Tosti rode the wave for as long as he could, but as the pachuco boogie scene petered out and the mambo and rock crazes of the ’50s gathered steam, he returned to his first love: jazz. Tosti recorded a few more records under his own name, and worked steadily as an arranger for various bands and TV shows throughout the decade. Perhaps the highpoint of his post-pachuco career came when he worked as a bassist on two of Perez Prado’s best-selling albums, Voodoo Suite and Havana 3am. That’s Tosti you see silhouetted with a stand-up bass on one of the album covers, and he helped arrange much of the music as well.
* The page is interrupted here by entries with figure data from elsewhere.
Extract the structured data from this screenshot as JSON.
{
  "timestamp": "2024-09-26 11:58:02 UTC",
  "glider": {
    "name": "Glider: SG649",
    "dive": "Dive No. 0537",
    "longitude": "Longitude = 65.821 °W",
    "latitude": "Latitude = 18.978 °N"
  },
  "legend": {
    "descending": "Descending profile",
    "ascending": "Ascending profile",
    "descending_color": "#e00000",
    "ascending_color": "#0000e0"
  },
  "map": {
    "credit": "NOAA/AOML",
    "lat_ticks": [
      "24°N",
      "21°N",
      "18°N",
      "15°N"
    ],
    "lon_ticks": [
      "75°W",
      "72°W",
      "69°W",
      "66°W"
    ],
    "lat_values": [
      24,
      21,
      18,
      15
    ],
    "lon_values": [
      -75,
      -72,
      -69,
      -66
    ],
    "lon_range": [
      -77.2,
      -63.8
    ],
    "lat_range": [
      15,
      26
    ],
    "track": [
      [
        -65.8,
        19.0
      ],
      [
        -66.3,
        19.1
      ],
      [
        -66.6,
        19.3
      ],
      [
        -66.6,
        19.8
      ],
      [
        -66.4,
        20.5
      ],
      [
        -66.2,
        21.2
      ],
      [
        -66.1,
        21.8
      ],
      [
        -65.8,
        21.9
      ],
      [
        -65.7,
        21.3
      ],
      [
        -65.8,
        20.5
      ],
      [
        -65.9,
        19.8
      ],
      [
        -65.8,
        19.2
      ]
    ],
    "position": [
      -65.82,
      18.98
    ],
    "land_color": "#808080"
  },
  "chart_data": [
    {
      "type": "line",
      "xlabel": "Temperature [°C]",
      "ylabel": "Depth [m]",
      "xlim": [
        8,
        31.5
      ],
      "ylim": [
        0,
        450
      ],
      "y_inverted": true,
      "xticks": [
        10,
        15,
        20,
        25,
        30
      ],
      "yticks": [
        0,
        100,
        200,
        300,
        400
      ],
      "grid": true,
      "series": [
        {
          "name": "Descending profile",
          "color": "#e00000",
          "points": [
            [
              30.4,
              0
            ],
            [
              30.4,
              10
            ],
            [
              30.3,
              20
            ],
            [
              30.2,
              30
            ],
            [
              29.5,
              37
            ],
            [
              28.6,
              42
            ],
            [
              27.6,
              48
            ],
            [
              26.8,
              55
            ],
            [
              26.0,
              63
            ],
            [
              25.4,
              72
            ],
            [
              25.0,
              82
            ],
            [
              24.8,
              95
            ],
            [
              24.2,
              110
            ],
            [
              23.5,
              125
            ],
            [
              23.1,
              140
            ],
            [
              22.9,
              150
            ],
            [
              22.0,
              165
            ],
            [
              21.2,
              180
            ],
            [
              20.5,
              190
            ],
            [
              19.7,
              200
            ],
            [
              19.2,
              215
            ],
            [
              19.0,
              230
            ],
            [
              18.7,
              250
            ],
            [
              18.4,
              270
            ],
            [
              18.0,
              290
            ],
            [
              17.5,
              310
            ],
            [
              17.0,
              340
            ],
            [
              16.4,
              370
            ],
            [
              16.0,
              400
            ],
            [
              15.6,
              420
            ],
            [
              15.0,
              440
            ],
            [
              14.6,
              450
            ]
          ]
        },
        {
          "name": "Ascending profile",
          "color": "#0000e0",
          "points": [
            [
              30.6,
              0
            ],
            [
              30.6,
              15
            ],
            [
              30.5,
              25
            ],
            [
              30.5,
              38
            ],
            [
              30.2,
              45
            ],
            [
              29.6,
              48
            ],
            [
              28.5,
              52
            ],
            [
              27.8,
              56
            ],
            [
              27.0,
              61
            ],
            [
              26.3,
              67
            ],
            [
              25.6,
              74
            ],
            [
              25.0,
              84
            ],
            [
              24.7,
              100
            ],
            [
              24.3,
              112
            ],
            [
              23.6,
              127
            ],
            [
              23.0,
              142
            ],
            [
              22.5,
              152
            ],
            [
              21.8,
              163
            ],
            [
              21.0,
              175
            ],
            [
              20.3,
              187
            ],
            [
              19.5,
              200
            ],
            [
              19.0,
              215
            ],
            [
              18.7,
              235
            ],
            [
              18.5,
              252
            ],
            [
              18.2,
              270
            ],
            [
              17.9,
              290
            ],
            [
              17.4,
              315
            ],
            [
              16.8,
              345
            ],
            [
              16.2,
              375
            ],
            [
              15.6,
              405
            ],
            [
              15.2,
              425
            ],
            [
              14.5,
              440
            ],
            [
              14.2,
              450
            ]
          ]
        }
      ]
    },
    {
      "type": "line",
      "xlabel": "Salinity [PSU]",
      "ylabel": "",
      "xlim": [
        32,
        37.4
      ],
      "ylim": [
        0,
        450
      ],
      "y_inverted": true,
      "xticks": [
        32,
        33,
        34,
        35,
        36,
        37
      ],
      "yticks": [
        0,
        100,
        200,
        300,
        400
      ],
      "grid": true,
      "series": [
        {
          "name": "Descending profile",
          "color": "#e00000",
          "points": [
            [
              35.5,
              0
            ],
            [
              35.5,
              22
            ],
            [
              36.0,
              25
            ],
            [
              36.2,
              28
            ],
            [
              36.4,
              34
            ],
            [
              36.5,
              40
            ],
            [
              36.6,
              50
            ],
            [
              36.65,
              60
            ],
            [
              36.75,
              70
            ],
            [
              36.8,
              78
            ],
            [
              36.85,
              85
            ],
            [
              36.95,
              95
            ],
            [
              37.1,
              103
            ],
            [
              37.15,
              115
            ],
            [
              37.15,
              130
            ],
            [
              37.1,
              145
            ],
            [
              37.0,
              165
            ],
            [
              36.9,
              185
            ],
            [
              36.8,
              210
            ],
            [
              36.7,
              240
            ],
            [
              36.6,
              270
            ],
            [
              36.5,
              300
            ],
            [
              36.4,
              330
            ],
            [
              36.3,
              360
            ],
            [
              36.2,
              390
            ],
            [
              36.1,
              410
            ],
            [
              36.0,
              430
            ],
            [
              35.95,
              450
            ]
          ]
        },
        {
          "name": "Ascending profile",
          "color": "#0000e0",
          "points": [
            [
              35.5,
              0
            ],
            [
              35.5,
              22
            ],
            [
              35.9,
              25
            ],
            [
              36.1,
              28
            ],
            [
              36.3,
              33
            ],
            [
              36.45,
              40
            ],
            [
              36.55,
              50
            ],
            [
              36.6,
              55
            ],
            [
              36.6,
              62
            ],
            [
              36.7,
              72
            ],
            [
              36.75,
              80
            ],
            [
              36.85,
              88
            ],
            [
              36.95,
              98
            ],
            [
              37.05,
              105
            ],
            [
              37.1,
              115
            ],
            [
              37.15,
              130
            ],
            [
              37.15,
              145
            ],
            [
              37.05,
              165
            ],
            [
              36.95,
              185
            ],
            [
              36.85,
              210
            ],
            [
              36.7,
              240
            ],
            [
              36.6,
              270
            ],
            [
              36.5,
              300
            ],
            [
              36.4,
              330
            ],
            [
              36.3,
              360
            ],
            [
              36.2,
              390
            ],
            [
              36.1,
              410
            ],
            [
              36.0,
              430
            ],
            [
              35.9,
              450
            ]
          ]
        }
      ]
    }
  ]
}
Later, Tosti retired and moved from LA to Palm Springs, where he now lives, not far from his own plaque on the desert city’s glitzy Walk of Stars.

Now, decades after the youthful, freewheeling recording sessions of the Pachuco era, Tosti says he’s delighted to see his old songs back in print, and to have them appreciated by a new generation of music fans. He looks to the success of old-timers like Ruben Gonzales in Cuba after the release of the various Buena Vista Social Club albums and wonders if a similar revival of LA’s Latin blues scene might also be around the corner. “It’s very flattering,” he laughs, “especially after being dormant for so many years. You know, Lalo Guerrero is still appearing in the zoot suits and singing the songs, and he’s 85 years old. I can’t do that — I did it when I was young, and I did it well. But that was how I heard music, how I wrote it, and how I recorded it. So I’m glad that people are becoming aware that the Mexicans had that kind of influence and had high-class swing. Just listen to it: it may be a 52 year-old song, but it swings its ass, baby! It’s sure better than a lot of the shit they’re doing now!”